In other words, while a 11-13x EBITDA multiple might seem egregious, it would essentially value RIG at replacement cost, while also being in line with historical upcycle multiple range.
Bringing these data points and train of thought together, I view RIG upside as 2 - 4x from here over the next 3-5 years, depending on the length of the offshore upcycle, and investor enthusiasm for the sector as the thesis matures.
One final point on valuation: during the last upcycle, RIG traded at a 50 - 100% EV premium to book value of assets. This would imply an EV of $26 - $34bn and a stock price of $21 - $30 pre de-leveraging, and $28 - 36 post de-leveraging.
Risks to the thesis and some timing considerations
Given the high level of operational and financial leverage at RIG, the big risk to the thesis is that dayrates don’t inflect upward and that RIG is unable to generate the cash flows needed to support the current enterprise value and debt (interest expense alone is $500mm+ / year on the current debt stack). The company has sufficient liquidity ($821mm cash) to meet its debt maturities for the next couple of years. However there is a big debt wall in 2027 that would require healthy cash flows and market environment to be refinanced / repaid. It’s important to remember that the company was free cash flow negative as recently at Q2 of this year, and the de-leveraging story is yet to even begin.
What could cause dayrates to stagnate or fall from here? If I’m wrong about the oil thesis and if oil falls and stays below $65-70 / bbl, then offshore will no longer be as attractive for E&Ps. Alternatively, there could be a temporary crash in oil prices due to a recession, or a financial crisis, which could cause a large draw down across the energy sector stocks.
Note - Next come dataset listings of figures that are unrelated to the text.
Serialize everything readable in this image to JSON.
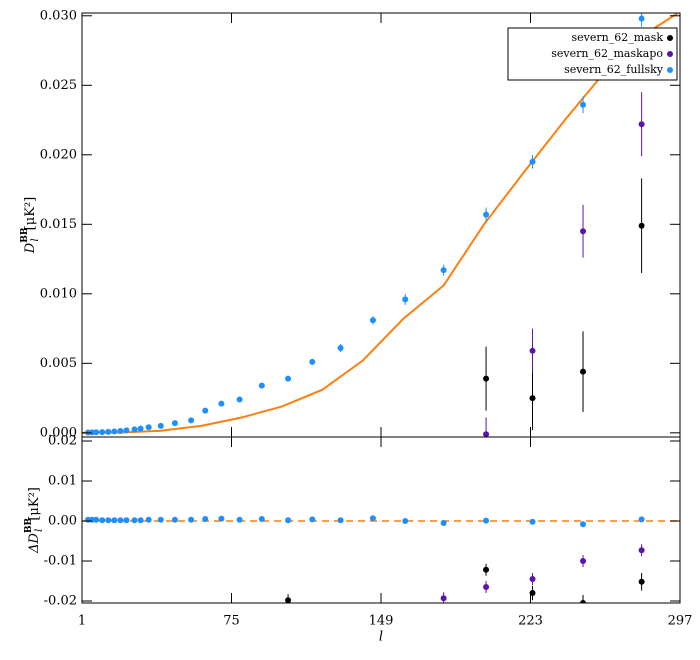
{
  "chart_data": [
    {
      "type": "scatter",
      "ylabel": "D",
      "ylabel_sub": "l",
      "ylabel_sup": "BB",
      "ylabel_unit": "[μK²]",
      "xlim": [
        1,
        297
      ],
      "xticks": [
        1,
        75,
        149,
        223,
        297
      ],
      "ylim": [
        -0.0003,
        0.0302
      ],
      "yticks": [
        {
          "value": 0,
          "label": "0.000"
        },
        {
          "value": 0.005,
          "label": "0.005"
        },
        {
          "value": 0.01,
          "label": "0.010"
        },
        {
          "value": 0.015,
          "label": "0.015"
        },
        {
          "value": 0.02,
          "label": "0.020"
        },
        {
          "value": 0.025,
          "label": "0.025"
        },
        {
          "value": 0.03,
          "label": "0.030"
        }
      ],
      "legend": "upper right",
      "series": [
        {
          "name": "severn_62_mask",
          "color": "#000000",
          "x": [
            201,
            224,
            249,
            278
          ],
          "values": [
            0.0039,
            0.0025,
            0.0044,
            0.0149
          ],
          "errors": [
            0.0023,
            0.0023,
            0.0029,
            0.0034
          ]
        },
        {
          "name": "severn_62_maskapo",
          "color": "#5a14aa",
          "x": [
            201,
            224,
            249,
            278
          ],
          "values": [
            -0.0001,
            0.0059,
            0.0145,
            0.0222
          ],
          "errors": [
            0.0012,
            0.0016,
            0.0019,
            0.0023
          ]
        },
        {
          "name": "severn_62_fullsky",
          "color": "#1e8fff",
          "x": [
            4,
            6,
            8,
            11,
            14,
            17,
            20,
            23,
            27,
            30,
            34,
            40,
            47,
            55,
            62,
            70,
            79,
            90,
            103,
            115,
            129,
            145,
            161,
            180,
            201,
            224,
            249,
            278
          ],
          "values": [
            2e-05,
            3e-05,
            4e-05,
            5e-05,
            7e-05,
            0.0001,
            0.00013,
            0.00018,
            0.00025,
            0.0003,
            0.0004,
            0.0005,
            0.0007,
            0.0009,
            0.0016,
            0.0021,
            0.0024,
            0.0034,
            0.0039,
            0.0051,
            0.0061,
            0.0081,
            0.0096,
            0.0117,
            0.0157,
            0.0195,
            0.0236,
            0.0298
          ],
          "errors": [
            2e-05,
            2e-05,
            2e-05,
            2e-05,
            2e-05,
            2e-05,
            2e-05,
            2e-05,
            2e-05,
            2e-05,
            5e-05,
            5e-05,
            5e-05,
            5e-05,
            0.0001,
            0.0001,
            0.00015,
            0.0002,
            0.0002,
            0.0002,
            0.0003,
            0.0003,
            0.0004,
            0.0004,
            0.0005,
            0.0005,
            0.0006,
            0.0006
          ]
        }
      ],
      "theory": {
        "color": "#ff7f0e",
        "x": [
          1,
          20,
          40,
          60,
          80,
          100,
          120,
          140,
          160,
          180,
          200,
          220,
          240,
          260,
          280,
          296
        ],
        "values": [
          0,
          2e-05,
          0.00015,
          0.0005,
          0.0011,
          0.0019,
          0.0031,
          0.0052,
          0.0082,
          0.0106,
          0.015,
          0.0188,
          0.0225,
          0.026,
          0.0287,
          0.0302
        ]
      }
    },
    {
      "type": "scatter",
      "ylabel": "ΔD",
      "ylabel_sub": "l",
      "ylabel_sup": "BB",
      "ylabel_unit": "[μK²]",
      "xlabel": "l",
      "xlim": [
        1,
        297
      ],
      "xticks": [
        1,
        75,
        149,
        223,
        297
      ],
      "ylim": [
        -0.0205,
        0.021
      ],
      "yticks": [
        {
          "value": -0.02,
          "label": "-0.02"
        },
        {
          "value": -0.01,
          "label": "-0.01"
        },
        {
          "value": 0,
          "label": "0.00"
        },
        {
          "value": 0.01,
          "label": "0.01"
        },
        {
          "value": 0.02,
          "label": "0.02"
        }
      ],
      "series": [
        {
          "color": "#000000",
          "x": [
            103,
            201,
            224,
            249,
            278
          ],
          "values": [
            -0.0198,
            -0.0122,
            -0.018,
            -0.0205,
            -0.0152
          ],
          "errors": [
            0.0015,
            0.0015,
            0.0018,
            0.002,
            0.0022
          ]
        },
        {
          "color": "#5a14aa",
          "x": [
            180,
            201,
            224,
            249,
            278
          ],
          "values": [
            -0.0193,
            -0.0165,
            -0.0145,
            -0.01,
            -0.0073
          ],
          "errors": [
            0.0015,
            0.0015,
            0.0015,
            0.0015,
            0.0015
          ]
        },
        {
          "color": "#1e8fff",
          "x": [
            4,
            6,
            8,
            11,
            14,
            17,
            20,
            23,
            27,
            30,
            34,
            40,
            47,
            55,
            62,
            70,
            79,
            90,
            103,
            115,
            129,
            145,
            161,
            180,
            201,
            224,
            249,
            278
          ],
          "values": [
            0.0003,
            0.0003,
            0.0003,
            0.0002,
            0.0002,
            0.0002,
            0.0002,
            0.0002,
            0.0002,
            0.0002,
            0.0003,
            0.0003,
            0.0003,
            0.0003,
            0.0005,
            0.0006,
            0.0003,
            0.0005,
            0.0002,
            0.0004,
            0.0002,
            0.0007,
            0,
            -0.0005,
            0.0001,
            -0.0002,
            -0.0008,
            0.0004
          ],
          "errors": [
            2e-05,
            2e-05,
            2e-05,
            2e-05,
            2e-05,
            2e-05,
            2e-05,
            2e-05,
            2e-05,
            2e-05,
            5e-05,
            5e-05,
            5e-05,
            5e-05,
            0.0001,
            0.0001,
            0.00015,
            0.0002,
            0.0002,
            0.0002,
            0.0003,
            0.0003,
            0.0004,
            0.0004,
            0.0005,
            0.0005,
            0.0006,
            0.0006
          ]
        }
      ]
    }
  ]
}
While the offshore thesis will work if oil averages >$65-70 / bbl, the offshore stocks could remain correlated to oil price in the short run. The inflection upwards in dayrates will be gradual and I don’t expect a sudden jump to $600K+ dayrates. The first step of the process is for cold stacked rigs to come back online. Once idled rigs are fully contracted and supply is exhausted (next 1-2 years), that’s when dayrates are likely to start spiking to newbuild parity. That’s also when investors are more likely to start valuing these companies on replacement cost / asset values to achieve the upper end of the valuation ranges I posted above. In other words, to earn a multi-bagger return you’ll have to be patient and stomach lots of volatility in the interim.